With tears falling instead of flags flying I conclude that America can justifiably use force to achieve its aims in the present situation. That does not mean that we must or even should use force. It does not mean that there are no limits of what kind and how much force may be used. Whether you agree with this conclusion is a matter for your own conscience.

But let us agree that we will be united in desiring God's will to illuminate and inform our decisions and the actions of every national leader. Let us agree to pray for God's wisdom to prevail and God's justice to be obtained.

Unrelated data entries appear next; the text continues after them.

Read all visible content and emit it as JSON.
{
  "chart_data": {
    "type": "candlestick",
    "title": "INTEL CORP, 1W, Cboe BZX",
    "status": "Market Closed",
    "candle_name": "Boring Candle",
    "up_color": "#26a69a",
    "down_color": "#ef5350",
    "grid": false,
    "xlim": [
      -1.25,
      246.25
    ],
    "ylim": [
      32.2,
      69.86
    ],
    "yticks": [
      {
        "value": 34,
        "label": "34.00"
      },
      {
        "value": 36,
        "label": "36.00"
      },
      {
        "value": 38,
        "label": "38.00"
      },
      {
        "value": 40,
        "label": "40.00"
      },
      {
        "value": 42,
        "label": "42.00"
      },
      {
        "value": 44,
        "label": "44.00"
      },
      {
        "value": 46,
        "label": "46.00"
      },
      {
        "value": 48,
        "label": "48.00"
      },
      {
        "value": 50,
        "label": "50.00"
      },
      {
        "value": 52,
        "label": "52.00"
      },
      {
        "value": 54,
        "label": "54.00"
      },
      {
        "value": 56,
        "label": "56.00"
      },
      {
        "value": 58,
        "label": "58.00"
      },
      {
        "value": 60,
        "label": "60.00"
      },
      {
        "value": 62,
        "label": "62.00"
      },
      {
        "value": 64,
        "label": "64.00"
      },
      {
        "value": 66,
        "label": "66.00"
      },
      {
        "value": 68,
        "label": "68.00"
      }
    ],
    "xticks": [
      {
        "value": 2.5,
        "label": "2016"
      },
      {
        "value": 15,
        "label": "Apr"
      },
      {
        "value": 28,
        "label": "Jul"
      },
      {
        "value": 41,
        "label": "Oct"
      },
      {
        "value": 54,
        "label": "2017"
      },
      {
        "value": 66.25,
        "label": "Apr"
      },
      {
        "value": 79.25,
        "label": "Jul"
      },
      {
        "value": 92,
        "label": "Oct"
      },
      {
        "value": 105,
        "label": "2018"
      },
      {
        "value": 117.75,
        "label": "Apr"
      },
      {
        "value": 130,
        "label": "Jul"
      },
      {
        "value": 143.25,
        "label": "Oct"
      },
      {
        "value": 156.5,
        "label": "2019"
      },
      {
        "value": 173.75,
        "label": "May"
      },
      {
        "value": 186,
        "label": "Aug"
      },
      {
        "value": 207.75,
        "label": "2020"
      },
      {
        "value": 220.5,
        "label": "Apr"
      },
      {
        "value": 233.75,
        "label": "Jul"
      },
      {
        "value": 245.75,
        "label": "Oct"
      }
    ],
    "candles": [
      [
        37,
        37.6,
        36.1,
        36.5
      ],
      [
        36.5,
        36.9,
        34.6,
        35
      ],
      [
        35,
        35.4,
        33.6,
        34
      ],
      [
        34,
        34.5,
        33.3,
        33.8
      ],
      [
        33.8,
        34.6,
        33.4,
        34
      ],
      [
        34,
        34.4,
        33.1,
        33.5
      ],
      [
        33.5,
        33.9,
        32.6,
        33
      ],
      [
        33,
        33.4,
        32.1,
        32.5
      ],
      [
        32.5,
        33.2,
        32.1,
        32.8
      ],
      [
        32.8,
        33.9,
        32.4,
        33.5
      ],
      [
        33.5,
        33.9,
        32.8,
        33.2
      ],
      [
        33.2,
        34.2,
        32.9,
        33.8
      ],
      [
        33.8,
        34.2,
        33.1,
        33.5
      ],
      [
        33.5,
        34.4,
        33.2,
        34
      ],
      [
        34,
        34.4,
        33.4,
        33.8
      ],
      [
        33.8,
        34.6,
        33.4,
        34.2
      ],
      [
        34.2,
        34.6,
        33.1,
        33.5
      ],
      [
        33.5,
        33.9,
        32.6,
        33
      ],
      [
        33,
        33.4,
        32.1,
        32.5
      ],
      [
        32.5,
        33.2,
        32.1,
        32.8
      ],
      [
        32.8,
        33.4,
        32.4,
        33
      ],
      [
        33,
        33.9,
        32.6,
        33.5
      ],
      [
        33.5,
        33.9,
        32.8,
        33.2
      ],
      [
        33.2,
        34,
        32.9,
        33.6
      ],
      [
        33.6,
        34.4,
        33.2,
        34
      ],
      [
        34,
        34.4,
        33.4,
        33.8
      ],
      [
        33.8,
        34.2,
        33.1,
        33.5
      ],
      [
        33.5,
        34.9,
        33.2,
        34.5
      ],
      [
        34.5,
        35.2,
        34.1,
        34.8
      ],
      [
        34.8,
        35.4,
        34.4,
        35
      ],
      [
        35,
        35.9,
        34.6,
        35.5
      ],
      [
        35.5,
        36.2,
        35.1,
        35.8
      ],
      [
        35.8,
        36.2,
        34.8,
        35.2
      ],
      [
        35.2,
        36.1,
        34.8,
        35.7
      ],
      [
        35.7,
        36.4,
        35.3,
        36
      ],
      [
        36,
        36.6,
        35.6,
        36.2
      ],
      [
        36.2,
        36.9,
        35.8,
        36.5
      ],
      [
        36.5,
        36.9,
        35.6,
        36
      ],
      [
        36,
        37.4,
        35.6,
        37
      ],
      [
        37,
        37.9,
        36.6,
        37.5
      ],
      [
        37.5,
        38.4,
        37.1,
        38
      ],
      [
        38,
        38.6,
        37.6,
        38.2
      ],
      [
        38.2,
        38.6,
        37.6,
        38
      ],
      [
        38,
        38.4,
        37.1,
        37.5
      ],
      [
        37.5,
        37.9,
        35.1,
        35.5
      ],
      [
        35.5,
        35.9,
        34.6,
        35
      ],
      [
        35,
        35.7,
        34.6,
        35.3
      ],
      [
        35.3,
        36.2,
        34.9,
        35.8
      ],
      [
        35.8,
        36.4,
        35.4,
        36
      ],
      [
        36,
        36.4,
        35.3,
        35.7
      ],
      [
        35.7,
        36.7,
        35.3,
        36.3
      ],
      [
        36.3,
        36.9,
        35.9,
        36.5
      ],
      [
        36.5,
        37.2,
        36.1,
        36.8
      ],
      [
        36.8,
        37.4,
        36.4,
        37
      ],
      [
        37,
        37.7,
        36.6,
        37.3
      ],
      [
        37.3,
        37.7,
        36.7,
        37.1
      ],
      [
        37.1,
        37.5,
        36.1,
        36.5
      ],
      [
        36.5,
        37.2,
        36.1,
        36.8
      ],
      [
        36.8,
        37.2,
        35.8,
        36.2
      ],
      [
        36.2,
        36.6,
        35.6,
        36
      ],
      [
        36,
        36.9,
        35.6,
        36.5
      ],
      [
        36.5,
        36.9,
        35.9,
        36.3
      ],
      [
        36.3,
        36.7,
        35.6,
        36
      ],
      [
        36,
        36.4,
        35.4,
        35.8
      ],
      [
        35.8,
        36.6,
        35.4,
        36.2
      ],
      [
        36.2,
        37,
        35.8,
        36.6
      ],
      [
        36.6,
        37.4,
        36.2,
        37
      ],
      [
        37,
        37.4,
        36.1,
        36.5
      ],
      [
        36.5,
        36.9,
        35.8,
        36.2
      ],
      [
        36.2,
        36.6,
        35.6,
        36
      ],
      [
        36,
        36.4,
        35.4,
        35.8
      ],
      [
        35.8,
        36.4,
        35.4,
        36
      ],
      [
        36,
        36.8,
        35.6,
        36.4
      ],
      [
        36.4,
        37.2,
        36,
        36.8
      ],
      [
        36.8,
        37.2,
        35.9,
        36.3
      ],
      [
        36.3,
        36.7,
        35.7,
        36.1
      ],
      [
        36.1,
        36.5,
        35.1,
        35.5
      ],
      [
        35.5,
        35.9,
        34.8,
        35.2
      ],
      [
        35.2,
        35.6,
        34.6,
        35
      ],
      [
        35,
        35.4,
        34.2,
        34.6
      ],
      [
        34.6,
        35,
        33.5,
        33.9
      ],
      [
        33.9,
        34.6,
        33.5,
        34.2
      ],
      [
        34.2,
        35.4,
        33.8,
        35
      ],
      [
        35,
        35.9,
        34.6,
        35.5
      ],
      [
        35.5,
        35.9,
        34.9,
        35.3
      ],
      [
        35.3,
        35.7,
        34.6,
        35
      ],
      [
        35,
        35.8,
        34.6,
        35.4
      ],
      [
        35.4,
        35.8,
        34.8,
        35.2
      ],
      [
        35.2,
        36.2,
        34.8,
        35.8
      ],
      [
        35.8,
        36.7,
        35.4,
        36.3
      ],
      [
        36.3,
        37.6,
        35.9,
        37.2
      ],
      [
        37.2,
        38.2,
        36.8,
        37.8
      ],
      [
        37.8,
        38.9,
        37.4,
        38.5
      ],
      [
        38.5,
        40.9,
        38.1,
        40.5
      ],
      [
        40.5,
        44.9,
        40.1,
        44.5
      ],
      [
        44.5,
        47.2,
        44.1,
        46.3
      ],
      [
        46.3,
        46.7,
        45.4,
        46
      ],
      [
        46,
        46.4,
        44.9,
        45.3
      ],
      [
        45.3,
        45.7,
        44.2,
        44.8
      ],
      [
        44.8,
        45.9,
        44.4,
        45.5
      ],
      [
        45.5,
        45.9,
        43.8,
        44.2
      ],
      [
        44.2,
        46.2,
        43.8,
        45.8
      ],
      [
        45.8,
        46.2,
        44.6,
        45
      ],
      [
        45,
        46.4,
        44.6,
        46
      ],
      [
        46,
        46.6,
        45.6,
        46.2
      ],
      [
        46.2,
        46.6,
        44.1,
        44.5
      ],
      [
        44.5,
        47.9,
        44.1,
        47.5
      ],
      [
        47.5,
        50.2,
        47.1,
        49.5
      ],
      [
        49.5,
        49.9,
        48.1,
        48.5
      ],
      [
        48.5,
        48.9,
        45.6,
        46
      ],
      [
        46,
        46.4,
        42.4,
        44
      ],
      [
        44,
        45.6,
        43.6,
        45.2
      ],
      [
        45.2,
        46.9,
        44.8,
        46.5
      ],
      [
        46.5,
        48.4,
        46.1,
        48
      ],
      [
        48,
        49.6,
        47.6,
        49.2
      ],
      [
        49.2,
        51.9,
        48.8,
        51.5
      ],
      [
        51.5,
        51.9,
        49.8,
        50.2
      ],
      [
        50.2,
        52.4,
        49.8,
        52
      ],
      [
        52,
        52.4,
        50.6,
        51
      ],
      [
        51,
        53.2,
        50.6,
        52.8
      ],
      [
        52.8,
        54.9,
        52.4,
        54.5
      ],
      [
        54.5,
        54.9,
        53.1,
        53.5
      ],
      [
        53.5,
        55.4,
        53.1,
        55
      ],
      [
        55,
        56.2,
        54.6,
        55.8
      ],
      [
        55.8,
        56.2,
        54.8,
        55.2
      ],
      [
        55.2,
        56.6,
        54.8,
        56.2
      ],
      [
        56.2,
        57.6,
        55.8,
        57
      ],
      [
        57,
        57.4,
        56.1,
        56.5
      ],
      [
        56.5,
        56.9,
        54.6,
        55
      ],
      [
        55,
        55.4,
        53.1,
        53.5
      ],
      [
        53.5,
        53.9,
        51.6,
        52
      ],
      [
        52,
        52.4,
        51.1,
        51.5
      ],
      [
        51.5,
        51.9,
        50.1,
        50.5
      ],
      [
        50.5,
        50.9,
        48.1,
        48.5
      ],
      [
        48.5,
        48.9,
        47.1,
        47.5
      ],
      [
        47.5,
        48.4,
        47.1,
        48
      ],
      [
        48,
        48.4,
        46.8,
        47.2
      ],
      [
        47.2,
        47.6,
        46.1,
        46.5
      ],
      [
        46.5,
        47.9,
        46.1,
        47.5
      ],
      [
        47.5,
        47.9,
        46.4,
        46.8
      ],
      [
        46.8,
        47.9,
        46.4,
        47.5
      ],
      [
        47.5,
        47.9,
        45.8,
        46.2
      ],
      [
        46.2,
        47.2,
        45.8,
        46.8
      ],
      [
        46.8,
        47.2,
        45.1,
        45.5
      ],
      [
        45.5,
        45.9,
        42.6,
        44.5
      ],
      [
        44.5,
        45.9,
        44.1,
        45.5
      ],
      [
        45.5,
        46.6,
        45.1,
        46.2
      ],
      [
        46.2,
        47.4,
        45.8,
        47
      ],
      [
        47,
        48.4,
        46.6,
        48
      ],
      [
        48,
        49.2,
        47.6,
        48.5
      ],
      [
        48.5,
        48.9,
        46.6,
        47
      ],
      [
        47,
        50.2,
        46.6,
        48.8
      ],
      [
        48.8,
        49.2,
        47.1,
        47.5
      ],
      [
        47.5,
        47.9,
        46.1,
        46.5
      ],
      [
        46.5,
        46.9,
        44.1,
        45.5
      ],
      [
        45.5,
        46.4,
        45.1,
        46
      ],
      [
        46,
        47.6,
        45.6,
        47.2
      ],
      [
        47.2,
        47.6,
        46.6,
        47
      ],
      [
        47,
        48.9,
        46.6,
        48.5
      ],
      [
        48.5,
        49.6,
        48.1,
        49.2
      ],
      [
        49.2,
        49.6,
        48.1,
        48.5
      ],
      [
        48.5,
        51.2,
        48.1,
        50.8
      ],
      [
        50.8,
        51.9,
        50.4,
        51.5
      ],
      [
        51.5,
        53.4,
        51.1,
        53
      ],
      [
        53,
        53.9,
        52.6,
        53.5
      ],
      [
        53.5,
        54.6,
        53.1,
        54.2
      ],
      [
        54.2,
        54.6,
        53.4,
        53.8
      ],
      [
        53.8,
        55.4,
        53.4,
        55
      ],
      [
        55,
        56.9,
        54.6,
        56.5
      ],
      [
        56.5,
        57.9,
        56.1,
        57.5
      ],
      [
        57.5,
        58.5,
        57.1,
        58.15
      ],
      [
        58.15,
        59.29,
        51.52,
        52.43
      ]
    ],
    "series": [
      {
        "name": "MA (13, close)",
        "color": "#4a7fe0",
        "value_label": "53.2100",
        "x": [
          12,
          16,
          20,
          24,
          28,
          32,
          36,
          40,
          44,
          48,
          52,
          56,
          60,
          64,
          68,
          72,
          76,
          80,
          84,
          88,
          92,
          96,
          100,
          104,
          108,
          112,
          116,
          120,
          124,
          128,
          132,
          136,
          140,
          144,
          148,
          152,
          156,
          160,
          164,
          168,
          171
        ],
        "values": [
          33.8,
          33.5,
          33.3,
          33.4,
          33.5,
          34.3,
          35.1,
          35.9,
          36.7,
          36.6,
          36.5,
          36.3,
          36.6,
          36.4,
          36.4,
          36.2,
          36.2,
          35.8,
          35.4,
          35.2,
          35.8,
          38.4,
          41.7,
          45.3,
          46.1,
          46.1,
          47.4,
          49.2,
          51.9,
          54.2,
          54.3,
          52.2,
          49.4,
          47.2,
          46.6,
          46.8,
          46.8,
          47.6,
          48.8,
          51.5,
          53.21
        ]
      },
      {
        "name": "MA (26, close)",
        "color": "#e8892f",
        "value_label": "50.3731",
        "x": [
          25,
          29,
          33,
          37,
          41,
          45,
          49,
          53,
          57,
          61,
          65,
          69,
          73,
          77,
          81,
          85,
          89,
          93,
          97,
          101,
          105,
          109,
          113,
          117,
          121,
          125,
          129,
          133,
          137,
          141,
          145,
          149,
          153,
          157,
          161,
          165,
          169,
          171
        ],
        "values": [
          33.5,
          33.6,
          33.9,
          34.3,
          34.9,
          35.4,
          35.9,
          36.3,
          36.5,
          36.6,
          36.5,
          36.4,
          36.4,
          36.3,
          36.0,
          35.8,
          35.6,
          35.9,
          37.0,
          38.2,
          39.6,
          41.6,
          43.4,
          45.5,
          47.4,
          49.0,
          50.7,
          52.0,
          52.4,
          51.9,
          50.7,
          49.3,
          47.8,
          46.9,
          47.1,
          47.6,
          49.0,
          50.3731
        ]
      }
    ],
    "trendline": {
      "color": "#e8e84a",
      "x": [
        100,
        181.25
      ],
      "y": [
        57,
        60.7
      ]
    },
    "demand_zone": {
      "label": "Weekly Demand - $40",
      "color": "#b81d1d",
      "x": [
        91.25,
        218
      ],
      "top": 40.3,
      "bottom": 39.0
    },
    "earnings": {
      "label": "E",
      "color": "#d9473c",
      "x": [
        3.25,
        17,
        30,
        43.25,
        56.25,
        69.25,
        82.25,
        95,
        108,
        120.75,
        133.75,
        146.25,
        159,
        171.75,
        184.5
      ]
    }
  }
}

Let us give thanks that God is one who, in times and places he chooses, can indeed break the bow and shatter the spear asunder (Ps. 46).

Dear Lord of grace and love,
we ask for you to open our minds to your wisdom
. . . . and our hearts to your mercies.
You are a God who judges the nations with justice and righteousness.
You are a God who breaks the weapons of war
. . . . and shatters the spirit of hostility.
We pray for your spirit to inform the actions of our leaders.
We pray for your spirit to guide the affairs of nations.
We pray for every our nations leaders. Fill them, O Lord,
. . . . with godly purpose and intentions.
Let their decisions be those you inspire
. . . . and their words be those of your own mouth.
We pray, O Lord, for those who attacked us.
Turn their hearts from hardness
. . . . and their minds from evil.
Fill them, O God, with the Holy Love
. . . . of a righteous God.
Bring them to knowledge of Christ
. . . . and overcome their hatred with love.
Make them our brother in Christ.
We pray, O Lord, for the Afghan people
. . . . and all who suffer under tyranny.
Hear their cries of oppression
. . . . and deliver them to freedom.
Give us wisdom O God, to know your will.
Give us courage, O God, to do your bidding.
Let your justice and peace be established among all peoples;
. . . . let your kingdom embrace every person.
In the saving name of your Son, Jesus Christ, we pray. Amen.